それもほぼ毎週週末にゴルフをするわけですから、仕事の延長のようになっており、ゴルフに対してストレスを感じているという人がたくさんいました。でもその後いろいろ話すと、結構、野球が好きだったり、週末に魚釣りをしていたり、旅行に出かけていたりと個性が見えてくるのですが、人前ではそのように本当に自分が興味を抱くものをあえて公言しない人が多いのです。
十人十色のオーストラリア人の趣味
こうした日本人駐在員の趣味事情がだんだんわかるようになったので、オーストラリア人はやがて「趣味は何ですか」とは聞かなくなり、その代りに少しでもゴルフ以外の興味を示した人に対して、「今度の週末に一緒にテニスをしませんか」とか「釣りに連れて行ってあげるよ」というような誘いに変わっていきました。実際、オーストラリア人は遊びの名人で、趣味は10人いれば十人十色、それぞれ違っています。

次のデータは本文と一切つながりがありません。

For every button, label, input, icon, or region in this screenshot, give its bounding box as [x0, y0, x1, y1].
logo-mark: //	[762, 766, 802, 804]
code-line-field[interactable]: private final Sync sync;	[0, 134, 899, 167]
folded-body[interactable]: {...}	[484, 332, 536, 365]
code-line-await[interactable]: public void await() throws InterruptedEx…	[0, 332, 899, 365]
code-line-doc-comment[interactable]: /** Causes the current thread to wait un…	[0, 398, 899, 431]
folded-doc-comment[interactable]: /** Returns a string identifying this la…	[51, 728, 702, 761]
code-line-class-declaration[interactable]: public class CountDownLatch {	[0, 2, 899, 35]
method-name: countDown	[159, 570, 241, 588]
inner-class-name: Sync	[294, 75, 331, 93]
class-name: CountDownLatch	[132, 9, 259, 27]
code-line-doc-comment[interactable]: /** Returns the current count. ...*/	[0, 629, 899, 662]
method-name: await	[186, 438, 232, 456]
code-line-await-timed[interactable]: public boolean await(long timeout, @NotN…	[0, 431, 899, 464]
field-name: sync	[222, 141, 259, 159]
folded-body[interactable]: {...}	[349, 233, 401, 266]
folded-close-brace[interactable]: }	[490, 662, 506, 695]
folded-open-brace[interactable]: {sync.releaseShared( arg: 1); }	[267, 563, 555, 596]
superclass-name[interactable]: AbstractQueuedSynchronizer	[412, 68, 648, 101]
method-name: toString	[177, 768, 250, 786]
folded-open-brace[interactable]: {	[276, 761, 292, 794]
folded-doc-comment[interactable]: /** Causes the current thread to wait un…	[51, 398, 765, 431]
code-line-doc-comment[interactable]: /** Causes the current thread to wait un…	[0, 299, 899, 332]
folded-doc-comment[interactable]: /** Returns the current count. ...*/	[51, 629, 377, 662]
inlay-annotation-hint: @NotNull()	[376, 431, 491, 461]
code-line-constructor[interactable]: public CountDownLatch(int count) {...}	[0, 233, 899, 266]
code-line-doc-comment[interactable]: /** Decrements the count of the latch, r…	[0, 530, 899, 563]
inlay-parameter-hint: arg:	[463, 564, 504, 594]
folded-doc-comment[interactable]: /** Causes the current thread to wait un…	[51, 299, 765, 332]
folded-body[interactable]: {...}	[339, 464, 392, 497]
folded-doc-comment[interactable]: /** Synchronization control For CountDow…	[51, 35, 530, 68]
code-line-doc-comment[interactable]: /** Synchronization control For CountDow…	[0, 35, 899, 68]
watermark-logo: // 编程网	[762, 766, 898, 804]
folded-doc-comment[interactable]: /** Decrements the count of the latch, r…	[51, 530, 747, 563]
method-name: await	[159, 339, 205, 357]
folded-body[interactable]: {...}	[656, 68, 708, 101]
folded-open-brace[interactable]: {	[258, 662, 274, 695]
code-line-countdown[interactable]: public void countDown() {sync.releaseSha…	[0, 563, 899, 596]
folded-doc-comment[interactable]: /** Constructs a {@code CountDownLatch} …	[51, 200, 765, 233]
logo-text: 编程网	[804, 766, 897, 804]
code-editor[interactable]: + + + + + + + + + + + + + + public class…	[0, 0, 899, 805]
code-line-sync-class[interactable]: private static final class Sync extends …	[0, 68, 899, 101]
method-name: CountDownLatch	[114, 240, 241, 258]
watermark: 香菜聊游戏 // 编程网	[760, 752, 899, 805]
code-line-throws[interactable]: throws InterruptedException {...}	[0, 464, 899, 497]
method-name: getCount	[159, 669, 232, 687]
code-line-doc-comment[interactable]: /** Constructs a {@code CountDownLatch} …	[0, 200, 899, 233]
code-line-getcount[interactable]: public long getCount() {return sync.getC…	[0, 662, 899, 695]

例えば、マネージャーのAさんは、釣りが趣味です。自分でも小型のボートを持っていて、そのボートを車の後ろにくっつけてそれを引っ張って海岸まで行き釣りを楽しみます。Aさんはまた、車で2時間ほど行ったところにビーチハウスを持っていて、連休や長期の休みになると、そのビーチハウスで家族とゆっくりとした時間を過ごします。
仕事と趣味をしっかり切り替える
エンジニアのBさんは、日本では想像できないくらいですが、農場の仕事が趣味です。Bさんは職場から車で1時間くらい離れた田舎に安い土地を購入し、そこに家を建て小規模な農場(ホビーファームと呼んでいます)を作りました。農場には牛、ニワトリなどの家畜を飼い野菜を育て、敷地内には住居の他に娯楽用の大きな小屋を建てそこに卓球台やビリヤード台を置いて人を呼んでよくパーティーを開きます。
AさんもBさんも、よく仕事をしていた人ですが、趣味のための時間もしっかり見つけていました。例えばBさんは毎日朝6時に出勤し午後3時には退社します。そして退社した後日が暮れるまで趣味の農場の仕事をするのです。このように仕事とプライベートをしっかり分け意識を切り替えることよって、仕事も遊びも充実してできているように見えました。
遊ぶことを罪悪視する日本の風土?
オーストラリアでは日常での趣味の他にも、年休もしっかり取り楽しみます。年休はもちろん家族の事情で1日とか2日とか短期で取ることもありますが、少なくとも年に1回は、2週間以上取って国内のリゾートでゆっくり休んだり、海外旅行に出かけたりします。ときどきオーストラリアに日本から駐在員の家族や友人が遊びに来るのですが、どれくらい滞在するのかと聞くと、せいぜい5日間、ひどいときには2日いただけでとんぼ返りのように日本に帰ってしまいます。
高い航空運賃を払ってやってきても2日いただけでは何ができるのでしょう。けれども、それはそうした個人が悪いのではなく、そのように休みを取らせない職場、ひいては「遊ぶこと」を罪悪視する社会の風土に問題があるように感じられます。
英語のことわざに「勉強ばかりで遊ばないと子供はだめになる(All work and no play makesJack a dull boy)」というのがありますが、心の伴わない「趣味はゴルフ」を聞く度に、このことわざは、子供だけでなく大人にも当てはまるのではないかと思ってしまうのです。